Well, Steve, that's a good guess, but not something I can comment on nor something I have paid a lot of attention to on ELIQUIS. I would just go back to the statement that we are verifying the data management and validating aspects of the trial, that we think the endpoints are not being questioned, and we think this is a differentiated profile and I'll be able to explain more at an appropriate time. With regard to putting PD-1 into Phase III starting this summer, I think that we're trying everything possible to accelerate. And I don't have a prediction on when the Phase III trial or the registration will occur at this point. But as we move further, I'll be able to update people on that.

And we'll take our final question today from Chris Schott with JP Morgan. Christopher Schott - JP Morgan Chase & Co, Research Division: Just 3 fairly quick ones. First, can you just update on your -- us on your plans for PD-L1 where I think we saw some data at ASCO? Second, on the PD-1 in melanoma, can you just talk from a commercial standpoint your comfort the market can support pricing for the use of 2 immunotherapies, whatever order they come in, as you think about kind of developing the product in that setting? And then finally, switching gears to the Amylin acquisition. What's the time line over which you expect to see either an inflection point or some acceleration for the GLP-1 portfolio given your increased investment, these capabilities you've talked about? Is a 6 to 12 month kind of process post-deal close like a reasonable time frame? Or is this something that's going to take a bit longer to really see this franchise kind of hit the trajectory that you're hoping?

Just quickly on PD-L1 and then I'll turn over to our commercial colleagues, Beatrice and Giovanni, on the other 2 questions. We have multiple options that we're evaluating for PD-L1 given the effort we're putting behind PD-1. There are some interesting applications of immune modulation that this mechanism may apply to, and specifically, we're looking at some in virology right now.

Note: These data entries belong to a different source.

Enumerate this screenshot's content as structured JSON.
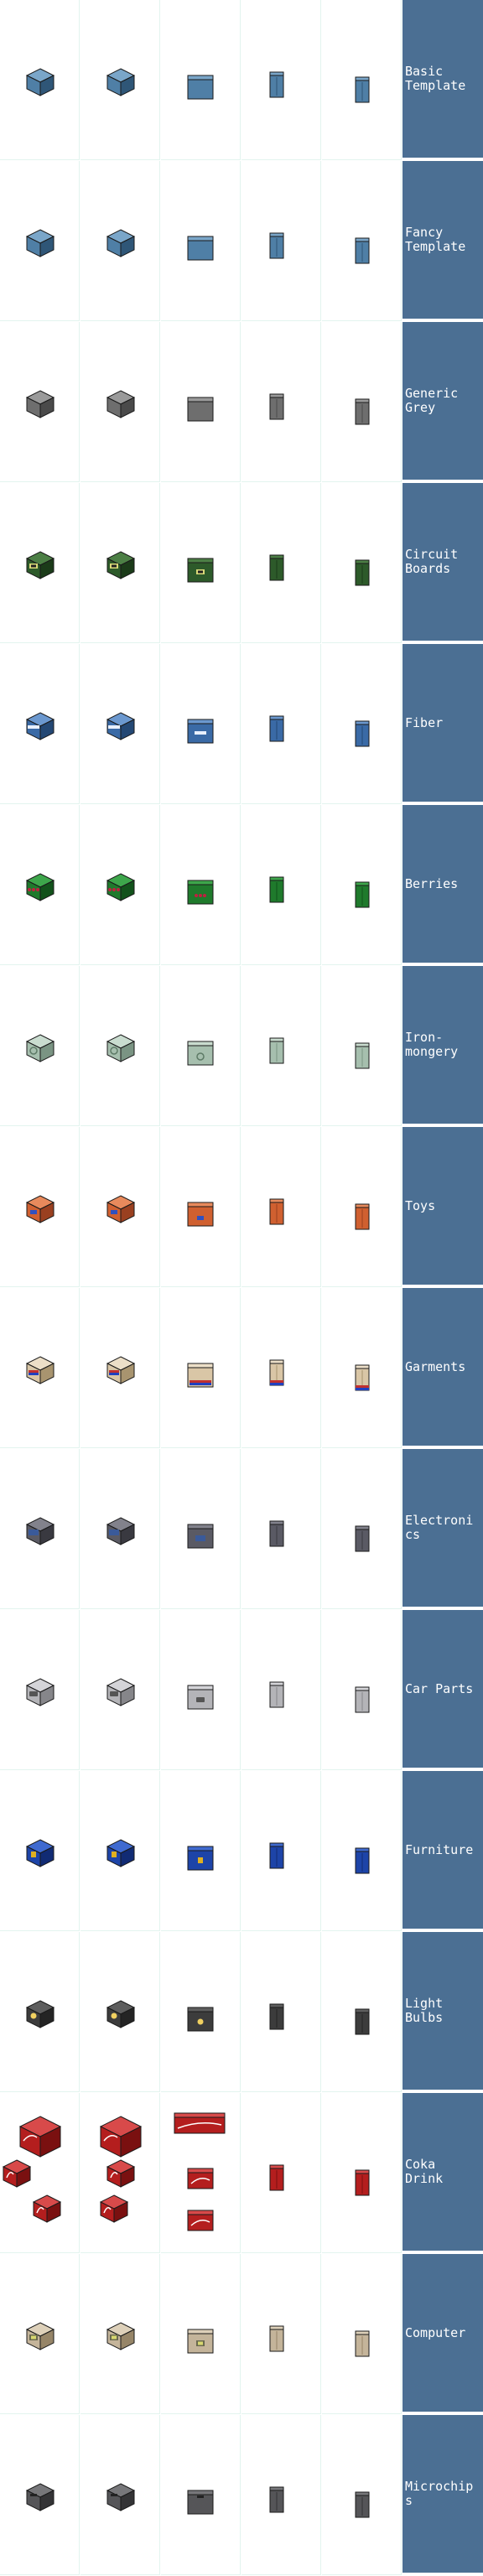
{
  "sheet": {
    "columns": [
      "iso-left",
      "iso-right",
      "front",
      "side-narrow",
      "side"
    ],
    "rows": [
      {
        "id": "basic-template",
        "label": "Basic\nTemplate",
        "body": "#4f7fa6",
        "top": "#7aa6c9",
        "dark": "#2f5677",
        "decal": "none"
      },
      {
        "id": "fancy-template",
        "label": "Fancy\nTemplate",
        "body": "#4f7fa6",
        "top": "#7aa6c9",
        "dark": "#2f5677",
        "decal": "none"
      },
      {
        "id": "generic-grey",
        "label": "Generic\nGrey",
        "body": "#6e6e6e",
        "top": "#9a9a9a",
        "dark": "#4a4a4a",
        "decal": "none"
      },
      {
        "id": "circuit-boards",
        "label": "Circuit\nBoards",
        "body": "#2d5a2a",
        "top": "#4c7f45",
        "dark": "#1b3b19",
        "decal": "chip"
      },
      {
        "id": "fiber",
        "label": "Fiber",
        "body": "#3a6aa6",
        "top": "#6b98cf",
        "dark": "#244874",
        "decal": "stripe"
      },
      {
        "id": "berries",
        "label": "Berries",
        "body": "#1f7a2c",
        "top": "#3da64b",
        "dark": "#12521b",
        "decal": "berries"
      },
      {
        "id": "ironmongery",
        "label": "Iron-\nmongery",
        "body": "#a6bfae",
        "top": "#c9dccf",
        "dark": "#7a9483",
        "decal": "ring"
      },
      {
        "id": "toys",
        "label": "Toys",
        "body": "#d06030",
        "top": "#e88a5c",
        "dark": "#9a4020",
        "decal": "toy"
      },
      {
        "id": "garments",
        "label": "Garments",
        "body": "#d9c6a6",
        "top": "#ecdfc8",
        "dark": "#a8946f",
        "decal": "garment"
      },
      {
        "id": "electronics",
        "label": "Electronics",
        "body": "#5a5a64",
        "top": "#82828c",
        "dark": "#393940",
        "decal": "screen"
      },
      {
        "id": "car-parts",
        "label": "Car Parts",
        "body": "#b4b4b8",
        "top": "#d4d4d8",
        "dark": "#86868a",
        "decal": "part"
      },
      {
        "id": "furniture",
        "label": "Furniture",
        "body": "#1d44a8",
        "top": "#3f6ad0",
        "dark": "#112b74",
        "decal": "chair"
      },
      {
        "id": "light-bulbs",
        "label": "Light\nBulbs",
        "body": "#3c3c3c",
        "top": "#5e5e5e",
        "dark": "#242424",
        "decal": "bulb"
      },
      {
        "id": "coka-drink",
        "label": "Coka\nDrink",
        "body": "#b41e1e",
        "top": "#d84a4a",
        "dark": "#7a1010",
        "decal": "swoosh"
      },
      {
        "id": "computer",
        "label": "Computer",
        "body": "#c4b49a",
        "top": "#ddd0b9",
        "dark": "#968568",
        "decal": "computer"
      },
      {
        "id": "microchips",
        "label": "Microchips",
        "body": "#555558",
        "top": "#77777a",
        "dark": "#343436",
        "decal": "notch"
      }
    ]
  }
}
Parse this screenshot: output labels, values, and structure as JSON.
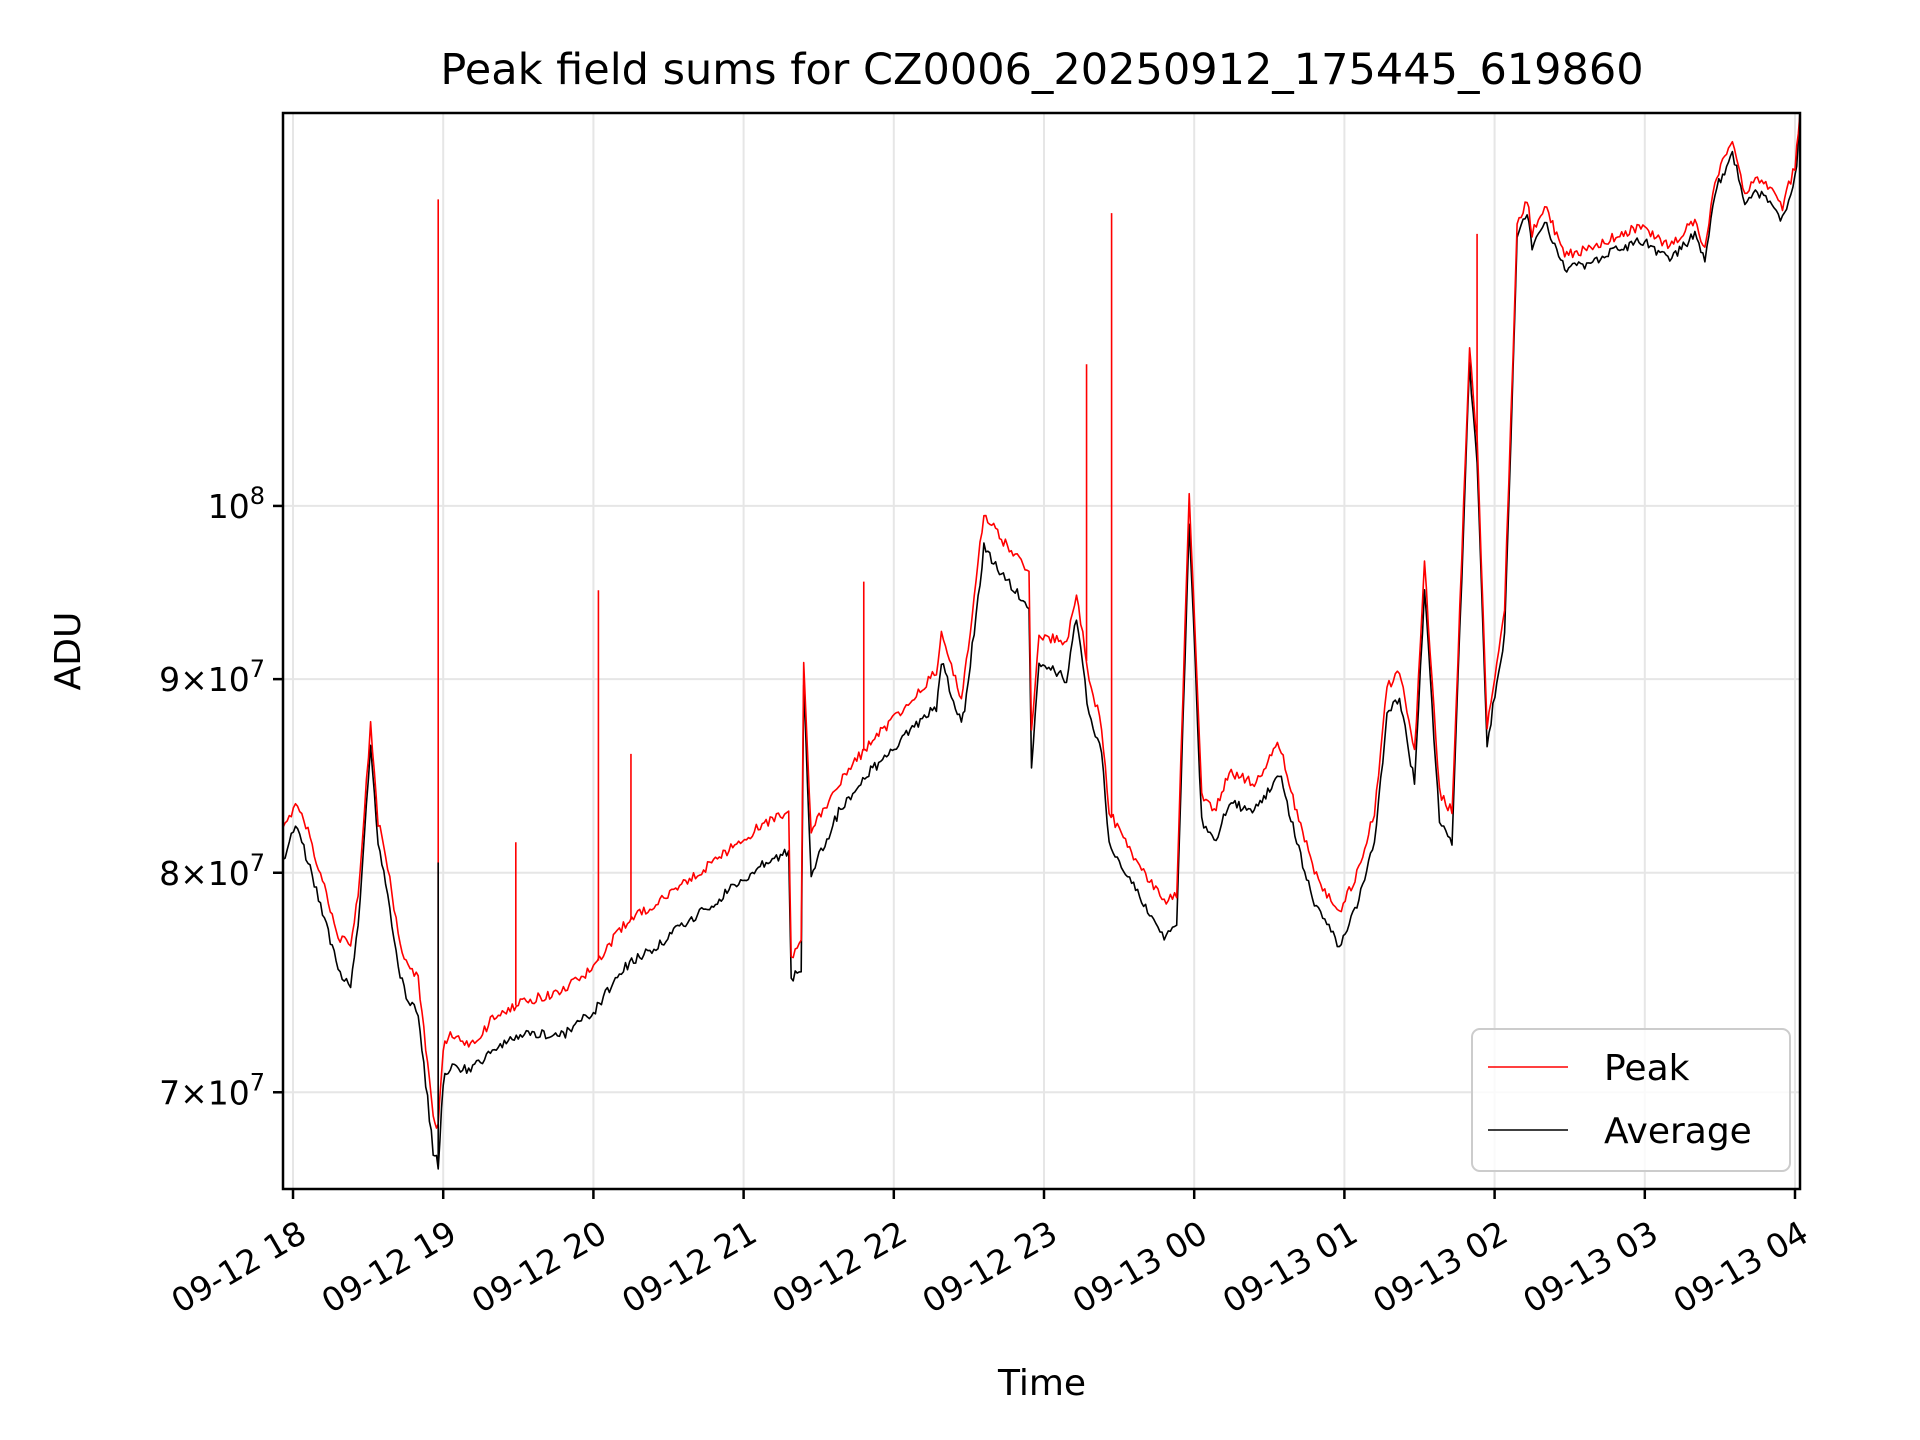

Yes, regarding the pricing question about PD-1, it's clear that we will first have to understand the full benefit of the product in terms of survival in melanoma. So once we have that, and we'll be able to understand also the approach to the regimen and where the drug should be used. You had also potential biomarkers. So when we fully understand the place of PD-1 in the sequential treatment for melanoma, we'll be able to determine what would be the achievable and acceptable pricing for the marketplace. This is very early days. We are learning a lot through our current activities with pricing and reimbursement and access in the U.S., obviously, but also around the world. So we will be fully prepared once we see the result of the trials to address those questions.

And on the Amylin portfolio, clearly, immediately after the closing, we will be extremely focused on a very rapid integration. There is good work ongoing in Amylin. At the beginning, we will focus on strengthening, advancing access. We think that's absolutely essential. We have a base to build on the endocrinology market and that can grow further. And clearly, as I said before, we will focus on the primary care segment and that will be an immediate focus. But obviously, increased penetration in primary care will happen over time.

So thank you very much, everybody. In conclusion, this was an important quarter for Bristol-Myers Squibb. We are confident that both our new and key products and our pipeline will continue to position our company for long-term growth. And coupled with our disciplined approach to business development and continuing good work on our clinical trials, we are confident that -- in our company's progress as we look at our -- to our future. So thank you, everybody, and have a good morning.

Thank you, Lamberto. Thanks, everybody, for joining the call, and Tim Power and I are here for your follow-ups. Thanks, Debbie.

Thank you. Ladies and gentlemen, thank you for your participation. This does conclude today's conference. Have a great rest of your day.